朱新瑞, 钱小燕, 施俞洲, 陶旭东, 李智昱(南京航空航天大学)
目的 多示例学习是解决弱监督视频异常事件检测问题的有力工具．异常事件发生往往具有稀疏性、突发性以及局部连续性等特点，然而，目前的多示例学习方法没有充分考虑示例之间的联系，忽略了视频片段之间的时间关联，无法充分分离正常片段和异常片段。针对这一问题，本文提出了一种长短期时间序列关联的二阶段异常检测网络。方法 第一阶段是长短期时间序列关联的异常检测网络 (Long-and-Short-Term correlated MIL abnormal detection framework, LSC-transMIL)，将Transformer结构应用到多示例学习方法中，添加局部和全局时间注意力机制，在学习不同视频片段间的空间关联语义信息的同时强化连续视频片段的时间序列关联；第二阶段构建了一个基于时空注意力机制的异常检测网络，将第一阶段生成的异常分数作为细粒度伪标签，使用伪标签训练策略训练异常事件检测网络，并微调骨干网络，提高异常事件检测网络的自适应性。结果 实验在两个大型公开数据集上与同类方法比较，两阶段的异常检测模型在UCF-crime , ShanghaiTech数据集上曲线下面积(area under curve, AUC)分别达到82.88%，96.34%，相比同为两阶段的方法分别提高了1.58%和0.58%，消融实验证明了关注时间序列的Transformer模块以及长短期注意力的有效性。结论 本文将Transformer应用于时间序列的多示例学习，并添加长短期注意力，突出局部异常事件和正常事件的区别，有效检测视频中的异常事件。

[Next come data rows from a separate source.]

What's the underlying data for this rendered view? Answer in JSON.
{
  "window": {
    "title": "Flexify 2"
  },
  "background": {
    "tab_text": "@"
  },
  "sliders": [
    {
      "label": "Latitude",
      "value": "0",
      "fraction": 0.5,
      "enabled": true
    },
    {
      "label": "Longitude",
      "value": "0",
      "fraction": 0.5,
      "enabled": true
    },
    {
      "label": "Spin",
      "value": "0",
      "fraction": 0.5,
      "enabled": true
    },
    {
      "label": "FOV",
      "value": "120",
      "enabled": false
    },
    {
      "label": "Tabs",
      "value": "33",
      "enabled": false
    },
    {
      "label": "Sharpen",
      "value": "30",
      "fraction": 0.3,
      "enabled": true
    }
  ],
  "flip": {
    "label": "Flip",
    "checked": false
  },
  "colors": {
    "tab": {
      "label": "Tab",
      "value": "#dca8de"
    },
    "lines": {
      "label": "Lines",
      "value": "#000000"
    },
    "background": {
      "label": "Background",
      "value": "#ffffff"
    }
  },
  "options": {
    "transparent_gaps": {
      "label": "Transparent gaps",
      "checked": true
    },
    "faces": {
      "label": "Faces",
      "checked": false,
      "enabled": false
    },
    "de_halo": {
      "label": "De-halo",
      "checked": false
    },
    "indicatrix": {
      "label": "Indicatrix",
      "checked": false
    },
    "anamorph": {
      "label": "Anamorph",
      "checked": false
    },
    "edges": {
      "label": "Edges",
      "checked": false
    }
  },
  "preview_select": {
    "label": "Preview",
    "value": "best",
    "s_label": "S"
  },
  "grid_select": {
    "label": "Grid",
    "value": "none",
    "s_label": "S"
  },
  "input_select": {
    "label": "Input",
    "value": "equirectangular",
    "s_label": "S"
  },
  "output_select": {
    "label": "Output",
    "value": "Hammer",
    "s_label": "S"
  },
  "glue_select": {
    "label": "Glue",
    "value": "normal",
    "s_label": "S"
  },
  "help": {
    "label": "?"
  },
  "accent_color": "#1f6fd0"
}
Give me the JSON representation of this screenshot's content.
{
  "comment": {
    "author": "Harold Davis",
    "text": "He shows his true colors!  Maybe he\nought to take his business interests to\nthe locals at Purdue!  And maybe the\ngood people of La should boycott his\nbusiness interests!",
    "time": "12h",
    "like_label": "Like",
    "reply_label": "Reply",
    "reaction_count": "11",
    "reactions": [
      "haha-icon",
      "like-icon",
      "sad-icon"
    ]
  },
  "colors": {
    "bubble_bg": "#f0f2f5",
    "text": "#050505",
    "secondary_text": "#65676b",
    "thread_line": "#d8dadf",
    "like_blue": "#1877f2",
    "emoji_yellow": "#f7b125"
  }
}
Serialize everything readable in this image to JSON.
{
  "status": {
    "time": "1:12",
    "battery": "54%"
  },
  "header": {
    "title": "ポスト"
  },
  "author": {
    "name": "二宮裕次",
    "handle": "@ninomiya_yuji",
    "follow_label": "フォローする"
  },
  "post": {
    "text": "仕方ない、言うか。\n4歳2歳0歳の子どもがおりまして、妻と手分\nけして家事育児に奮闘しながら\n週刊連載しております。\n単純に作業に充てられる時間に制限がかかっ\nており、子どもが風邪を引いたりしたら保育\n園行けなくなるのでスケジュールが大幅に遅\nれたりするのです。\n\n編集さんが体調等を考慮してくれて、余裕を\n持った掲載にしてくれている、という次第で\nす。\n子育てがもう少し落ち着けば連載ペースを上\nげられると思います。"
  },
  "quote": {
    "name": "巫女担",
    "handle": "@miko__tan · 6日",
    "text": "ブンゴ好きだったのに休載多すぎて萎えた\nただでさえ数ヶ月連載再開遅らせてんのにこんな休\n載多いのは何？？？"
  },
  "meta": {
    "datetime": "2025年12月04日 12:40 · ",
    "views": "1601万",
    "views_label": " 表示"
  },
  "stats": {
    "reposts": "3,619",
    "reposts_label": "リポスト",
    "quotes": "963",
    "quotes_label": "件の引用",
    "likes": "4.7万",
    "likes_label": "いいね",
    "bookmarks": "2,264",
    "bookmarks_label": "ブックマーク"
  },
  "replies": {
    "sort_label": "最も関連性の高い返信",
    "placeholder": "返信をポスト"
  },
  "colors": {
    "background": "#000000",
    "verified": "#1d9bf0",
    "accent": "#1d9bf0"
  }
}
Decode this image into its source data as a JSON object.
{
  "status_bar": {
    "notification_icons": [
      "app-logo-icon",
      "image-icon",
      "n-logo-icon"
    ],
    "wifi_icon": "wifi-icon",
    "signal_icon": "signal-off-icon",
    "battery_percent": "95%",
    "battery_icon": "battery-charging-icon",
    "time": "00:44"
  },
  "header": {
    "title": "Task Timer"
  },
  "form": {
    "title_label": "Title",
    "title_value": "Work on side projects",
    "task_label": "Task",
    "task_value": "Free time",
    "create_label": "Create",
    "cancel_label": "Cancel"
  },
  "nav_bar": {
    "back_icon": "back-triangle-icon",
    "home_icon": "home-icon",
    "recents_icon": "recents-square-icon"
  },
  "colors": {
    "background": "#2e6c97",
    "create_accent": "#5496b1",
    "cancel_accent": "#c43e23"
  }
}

Anomaly Event Detection with Long-Short-Term Time Series Correlations
Zhu Xinrui, Qian Xiaoyan, Shi Yuzhou, Tao Xudong, Li Zhiyu(Nanjing University of Aeronautics and Astronautics)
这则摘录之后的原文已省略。